Cybercriminals embrace smarter strategies, less effort

2024 is shaping up to be a record-breaking year for data breaches, according to Experian. Despite 2023 being labeled as a ‘successful’ year for malicious actors, the upcoming months may bring forth developments that could further disrupt the cybersecurity landscape.

Supply chain vulnerabilities amplified

There’s no question third-party data breaches have made headlines. With increased data collection, storage, and movement, there are plenty of partners down the supply chain that could be targeted. We predict attacks on systems four, five or six degrees from the source as vendors outsource data and technology solutions who outsource to another expert and so on.

Digital transformation is expanding threat surfaces. SaaS platforms and public cloud infrastructures, are pushing the perimeter out into the internet itself—putting users at greater risk.

When trying to achieve a goal, it’s said that taking small steps can lead to big results. Hackers could apply that same rule. Instead of making drastic moves and trying to reap instant reward such as with ransomware, bad actors may manipulate or alter the tiniest bits of data to stay under the radar such as changing a currency rate or adjusting the coordinates for transportation, which can have a major impact.

It’s widely known who the major players are globally that sponsor attacks and a new country in South Asia may join the international stage with their large population of engineers and programmers. While reportedly having been in the game focusing cyberattacks regionally due to political tensions, this country may broaden their sights in the future.

Plutonium, terbium, silicon wafers — these rare earth materials that are the building blocks for today’s hardware are rapidly becoming the most sought-after resources on the planet. Any disruption to an strained supply chain could send the industry (and the economy that relies on these materials) spinning.

This presents an intriguing opportunity for threat actors seeking mass disruption or nations looking to corner markets.

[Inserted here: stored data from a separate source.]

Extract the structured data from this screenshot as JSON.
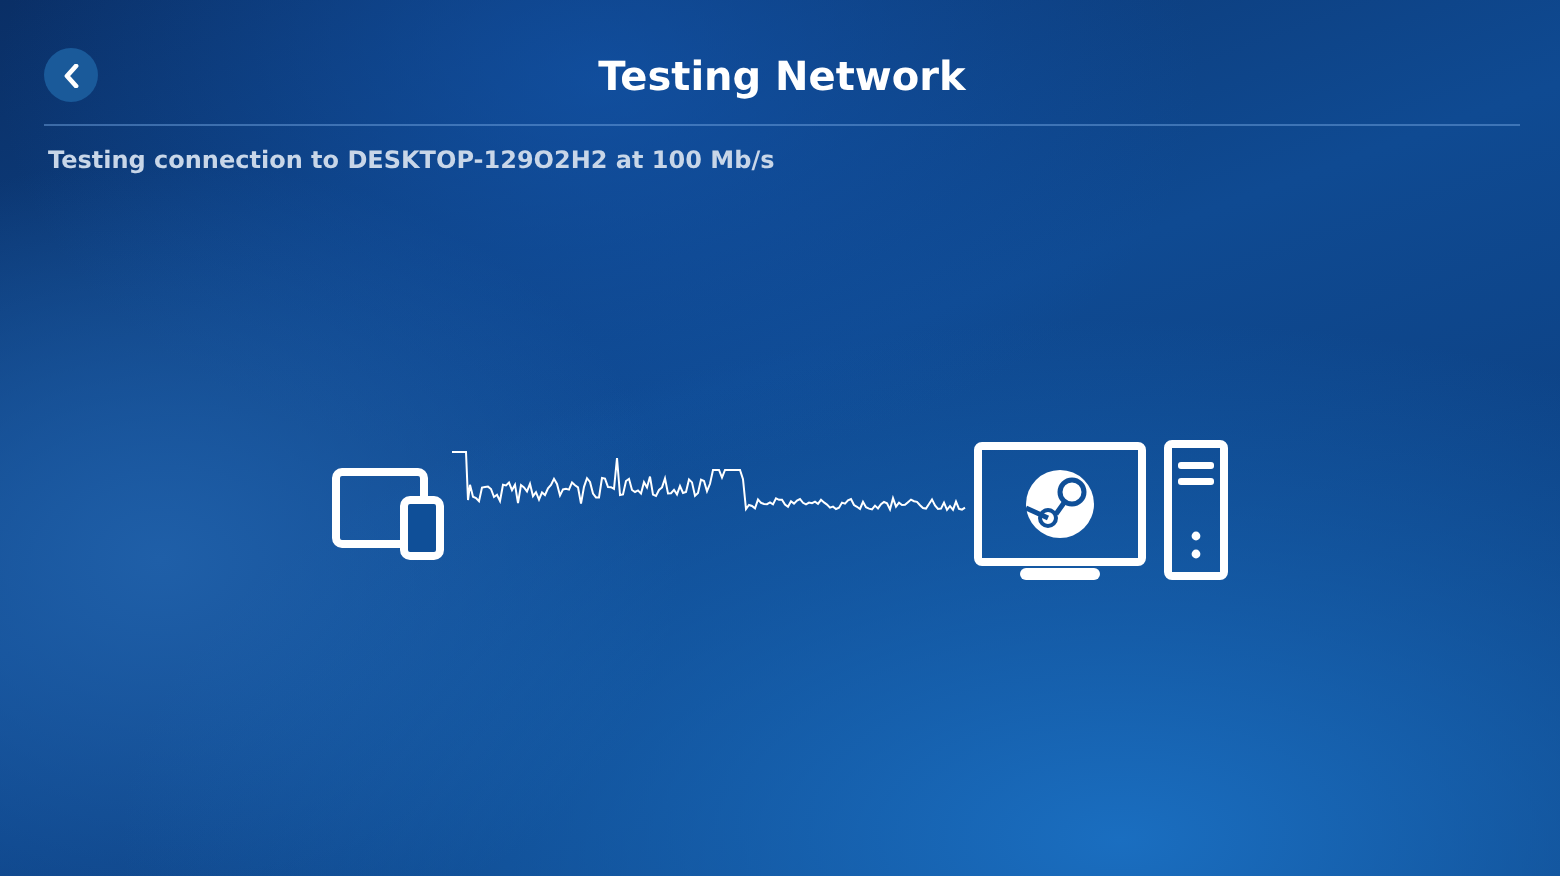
{
  "header": {
    "title": "Testing Network"
  },
  "status": "Testing connection to DESKTOP-129O2H2 at 100 Mb/s"
}
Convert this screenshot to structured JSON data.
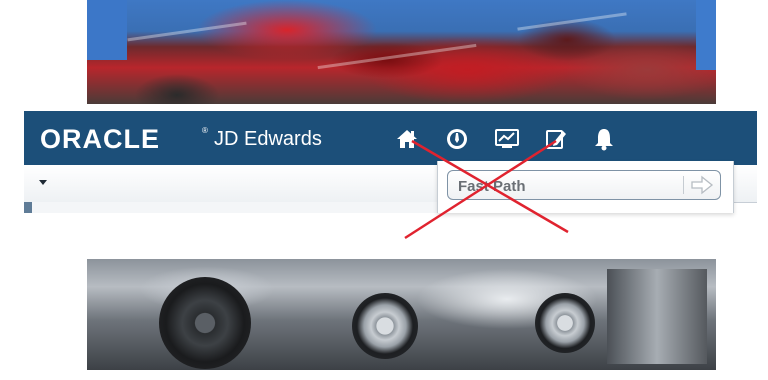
{
  "header": {
    "brand": "ORACLE",
    "registered_mark": "®",
    "product": "JD Edwards",
    "bar_color": "#1c4f79"
  },
  "nav_icons": [
    {
      "icon": "home-icon"
    },
    {
      "icon": "recent-icon"
    },
    {
      "icon": "watchlist-monitor-icon"
    },
    {
      "icon": "edit-note-icon"
    },
    {
      "icon": "bell-icon"
    }
  ],
  "fast_path": {
    "placeholder": "Fast Path",
    "go_icon": "arrow-right-icon"
  },
  "annotation": {
    "cross_color": "#e0232f"
  },
  "images": {
    "top": "crushed-red-cars-photo",
    "bottom": "crushed-silver-cars-photo"
  }
}
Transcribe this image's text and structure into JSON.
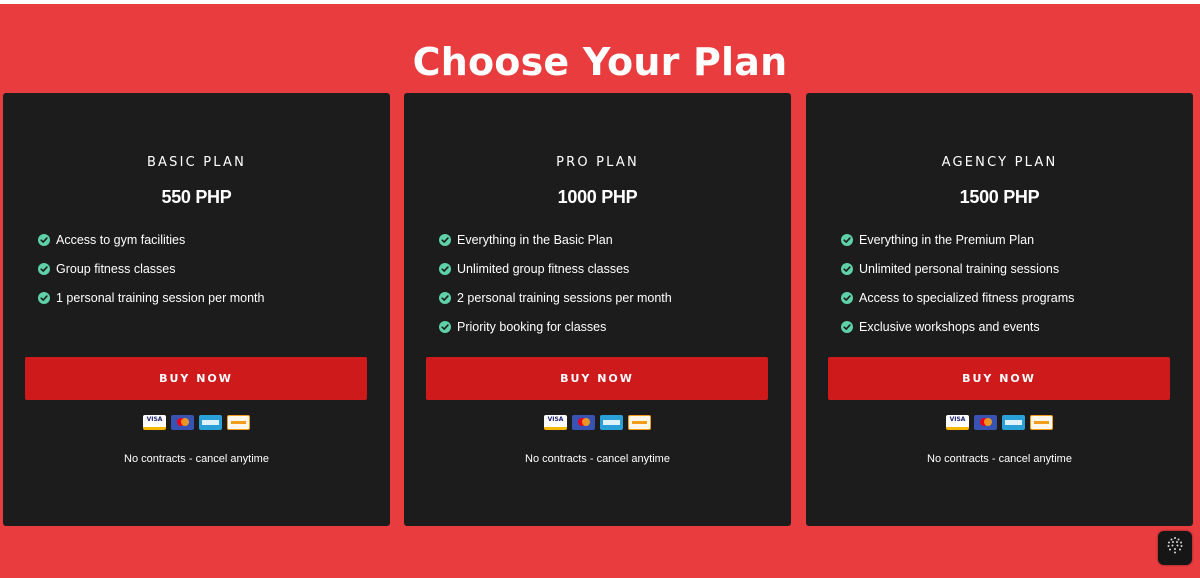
{
  "page": {
    "title": "Choose Your Plan",
    "background_color": "#e83c3e",
    "card_color": "#1c1c1d",
    "button_color": "#cf1a1c",
    "check_color": "#5fd1a8"
  },
  "plans": [
    {
      "name": "BASIC PLAN",
      "price": "550 PHP",
      "features": [
        "Access to gym facilities",
        "Group fitness classes",
        "1 personal training session per month"
      ],
      "button_label": "BUY NOW",
      "note": "No contracts - cancel anytime"
    },
    {
      "name": "PRO PLAN",
      "price": "1000 PHP",
      "features": [
        "Everything in the Basic Plan",
        "Unlimited group fitness classes",
        "2 personal training sessions per month",
        "Priority booking for classes"
      ],
      "button_label": "BUY NOW",
      "note": "No contracts - cancel anytime"
    },
    {
      "name": "AGENCY PLAN",
      "price": "1500 PHP",
      "features": [
        "Everything in the Premium Plan",
        "Unlimited personal training sessions",
        "Access to specialized fitness programs",
        "Exclusive workshops and events"
      ],
      "button_label": "BUY NOW",
      "note": "No contracts - cancel anytime"
    }
  ],
  "payment_icons": [
    "visa-icon",
    "mastercard-icon",
    "amex-icon",
    "discover-icon"
  ],
  "corner_badge_icon": "dotted-sphere-icon"
}
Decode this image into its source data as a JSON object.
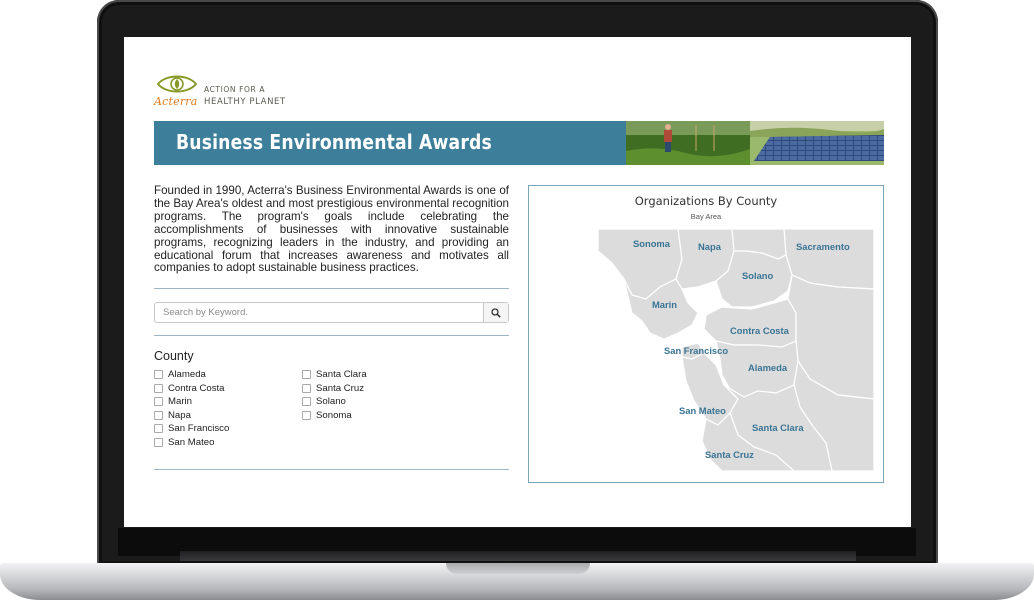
{
  "logo": {
    "name": "Acterra",
    "tagline_line1": "ACTION FOR A",
    "tagline_line2": "HEALTHY PLANET"
  },
  "banner": {
    "title": "Business Environmental Awards"
  },
  "intro": {
    "text": "Founded in 1990, Acterra's Business Environmental Awards is one of the Bay Area's oldest and most prestigious environmental recognition programs. The program's goals include celebrating the accomplishments of businesses with innovative sustainable programs, recognizing leaders in the industry, and providing an educational forum that increases awareness and motivates all companies to adopt sustainable business practices."
  },
  "search": {
    "placeholder": "Search by Keyword.",
    "value": "",
    "icon": "search-icon"
  },
  "county_filter": {
    "heading": "County",
    "column1": [
      "Alameda",
      "Contra Costa",
      "Marin",
      "Napa",
      "San Francisco",
      "San Mateo"
    ],
    "column2": [
      "Santa Clara",
      "Santa Cruz",
      "Solano",
      "Sonoma"
    ]
  },
  "map": {
    "title": "Organizations By County",
    "subtitle": "Bay Area",
    "labels": {
      "sonoma": "Sonoma",
      "napa": "Napa",
      "sacramento": "Sacramento",
      "solano": "Solano",
      "marin": "Marin",
      "contra_costa": "Contra Costa",
      "san_francisco": "San Francisco",
      "alameda": "Alameda",
      "san_mateo": "San Mateo",
      "santa_clara": "Santa Clara",
      "santa_cruz": "Santa Cruz"
    }
  },
  "colors": {
    "banner": "#3d7f9a",
    "accent_orange": "#e07a1f",
    "county_label": "#3a7494",
    "map_land": "#dcdcdc",
    "map_border": "#ffffff"
  }
}
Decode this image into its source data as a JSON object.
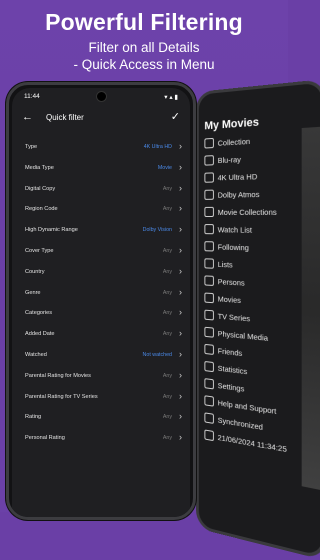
{
  "promo": {
    "headline": "Powerful Filtering",
    "line1": "Filter on all Details",
    "line2": "- Quick Access in Menu"
  },
  "status": {
    "time": "11:44",
    "icons": "▾ ▴ ▮"
  },
  "appbar": {
    "title": "Quick filter"
  },
  "filters": [
    {
      "label": "Type",
      "value": "4K Ultra HD",
      "active": true
    },
    {
      "label": "Media Type",
      "value": "Movie",
      "active": true
    },
    {
      "label": "Digital Copy",
      "value": "Any",
      "active": false
    },
    {
      "label": "Region Code",
      "value": "Any",
      "active": false
    },
    {
      "label": "High Dynamic Range",
      "value": "Dolby Vision",
      "active": true
    },
    {
      "label": "Cover Type",
      "value": "Any",
      "active": false
    },
    {
      "label": "Country",
      "value": "Any",
      "active": false
    },
    {
      "label": "Genre",
      "value": "Any",
      "active": false
    },
    {
      "label": "Categories",
      "value": "Any",
      "active": false
    },
    {
      "label": "Added Date",
      "value": "Any",
      "active": false
    },
    {
      "label": "Watched",
      "value": "Not watched",
      "active": true
    },
    {
      "label": "Parental Rating for Movies",
      "value": "Any",
      "active": false
    },
    {
      "label": "Parental Rating for TV Series",
      "value": "Any",
      "active": false
    },
    {
      "label": "Rating",
      "value": "Any",
      "active": false
    },
    {
      "label": "Personal Rating",
      "value": "Any",
      "active": false
    }
  ],
  "menu": {
    "title": "My Movies",
    "items": [
      "Collection",
      "Blu-ray",
      "4K Ultra HD",
      "Dolby Atmos",
      "Movie Collections",
      "Watch List",
      "Following",
      "Lists",
      "Persons",
      "Movies",
      "TV Series",
      "Physical Media",
      "Friends",
      "Statistics",
      "Settings",
      "Help and Support",
      "Synchronized",
      "21/06/2024 11:34:25"
    ]
  },
  "colors": {
    "accent": "#4a89e8",
    "background": "#6a3fa6"
  }
}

“Cybercriminals are continually working smarter, not harder,” said Michael Bruemmer, VP, Global Data Breach Resolution at Experian. “They are leveraging new technologies like artificial intelligence and applying their talents in different ways to be more strategic and stay a step ahead. Organizations should not ignore even the slightest security abnormalities and be more aware of what global interests may make them a target.”

Winning from the inside

Like drug cartels, cybergangs are forming sophisticated organizations as joining like-minded actors can be incredibly advantageous. This spans globally with countries potentially helping each other to advance common goals and interests. We’ll see more hackers for trade, crews looking to expand their monopolies, and cyberwarfare alliances.

In 2024, enterprising threat actors may target more publicly traded companies to gain insights to cheat the stock market or plan their attacks and sell their stash before value nosedives. Rather than breach an organization and play in the underground with stolen data, threat actors could leverage data extraction and their talents in plain sight as everyday investors.

“Today, perpetrators can come from anywhere in the world and bring with them robust resources and expertise,” added Jim Steven, Head of Crisis and Data Response Services at Experian Global Data Breach Resolution in the United Kingdom. “There are many global crime syndicates and nation-backed operations, so companies need to invest in sophisticated prevention and response methods to protect themselves.”